Morris Homes, a Cheshire-based development company, has still not complied with the requirement under an S106 agreement to construct a river bridge to link its new housing estate in Congleton with the town’s park. This was agreed with planning application 12/0410C This bridge should have been built as an extension to Parkside Place off Davenshaw Drive.

Morris Homes was given concessions in exchange for building this bridge.  It was allowed to reduce the number of ‘affordable’ houses on the site, and was let off building a playground, the latter presumably because of the proximity of the park.  Indeed it was a selling point at the show home – that there would be this excellent car-free route straight into the park for the children, and a shortcut to access the town (leisure centre, shops, Dane theatre etc).

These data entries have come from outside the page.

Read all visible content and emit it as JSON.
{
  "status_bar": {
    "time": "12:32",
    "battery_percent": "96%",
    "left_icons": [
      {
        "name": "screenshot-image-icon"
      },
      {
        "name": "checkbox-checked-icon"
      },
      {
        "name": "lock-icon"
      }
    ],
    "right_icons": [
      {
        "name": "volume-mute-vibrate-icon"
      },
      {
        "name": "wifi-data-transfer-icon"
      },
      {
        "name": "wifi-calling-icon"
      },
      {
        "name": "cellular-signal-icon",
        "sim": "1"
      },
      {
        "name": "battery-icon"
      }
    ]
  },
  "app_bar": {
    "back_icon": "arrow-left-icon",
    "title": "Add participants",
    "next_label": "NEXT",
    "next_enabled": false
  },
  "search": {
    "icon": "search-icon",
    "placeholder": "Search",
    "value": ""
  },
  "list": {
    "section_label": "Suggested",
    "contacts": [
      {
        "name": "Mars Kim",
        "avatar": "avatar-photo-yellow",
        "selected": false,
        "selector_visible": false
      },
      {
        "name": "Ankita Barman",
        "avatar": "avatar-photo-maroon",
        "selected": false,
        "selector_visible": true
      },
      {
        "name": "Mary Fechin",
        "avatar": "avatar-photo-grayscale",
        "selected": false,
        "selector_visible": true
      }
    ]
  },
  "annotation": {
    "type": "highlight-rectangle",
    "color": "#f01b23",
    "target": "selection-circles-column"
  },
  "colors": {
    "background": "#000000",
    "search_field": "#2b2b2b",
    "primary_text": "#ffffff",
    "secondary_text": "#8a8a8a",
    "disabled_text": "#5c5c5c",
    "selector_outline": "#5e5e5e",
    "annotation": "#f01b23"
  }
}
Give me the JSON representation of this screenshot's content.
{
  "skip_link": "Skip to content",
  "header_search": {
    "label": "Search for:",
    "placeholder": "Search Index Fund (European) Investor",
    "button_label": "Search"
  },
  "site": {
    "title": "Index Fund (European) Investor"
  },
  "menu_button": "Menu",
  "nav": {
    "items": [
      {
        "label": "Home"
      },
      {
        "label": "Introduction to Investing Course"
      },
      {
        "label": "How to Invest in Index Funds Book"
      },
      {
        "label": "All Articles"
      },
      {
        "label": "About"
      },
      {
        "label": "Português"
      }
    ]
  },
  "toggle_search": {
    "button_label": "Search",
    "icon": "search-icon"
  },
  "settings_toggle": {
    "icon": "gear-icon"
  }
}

Morris Homes should have built the bridge at the trigger point of partial completion of the development, which was in 2015.  It was never done, and now it appears that they have left  the site altogether.  The procrastination on the part of Cheshire East and Morris Homes along with delayed responses and endless excuses has resulted in making it more difficult and expensive to comply with this agreement, but it remains a legal obligation.

Bridge design sketch

Although Morris Homes have been saying for the past 6 years that they intend to build the bridge, no-one has yet seen its design other than the sketch that was made in the initial application.  Can we expect this design to be accessible to all and in particular step-free for those with pushchairs, and for those with mobility impairments meaning they cannot easily use steps, or need a wheelchair or mobility scooter.

Meanwhile on Morris Homes website, there is a page entitled ‘Why Morris?’.  The answer is  ‘Independent, experienced, trusted’.  Who would now trust them enough to buy a house when they cannot keep this particular legal obligation? 

It’s very simple. Morris Homes is required to build a bridge and so far it hasn’t. Why would any local authority want to deal with this company again?  Certainly the public have a good reason to oppose any more of their planning applications, since they break contracts so readily.

Will 2021 be the year of the bridge, finally?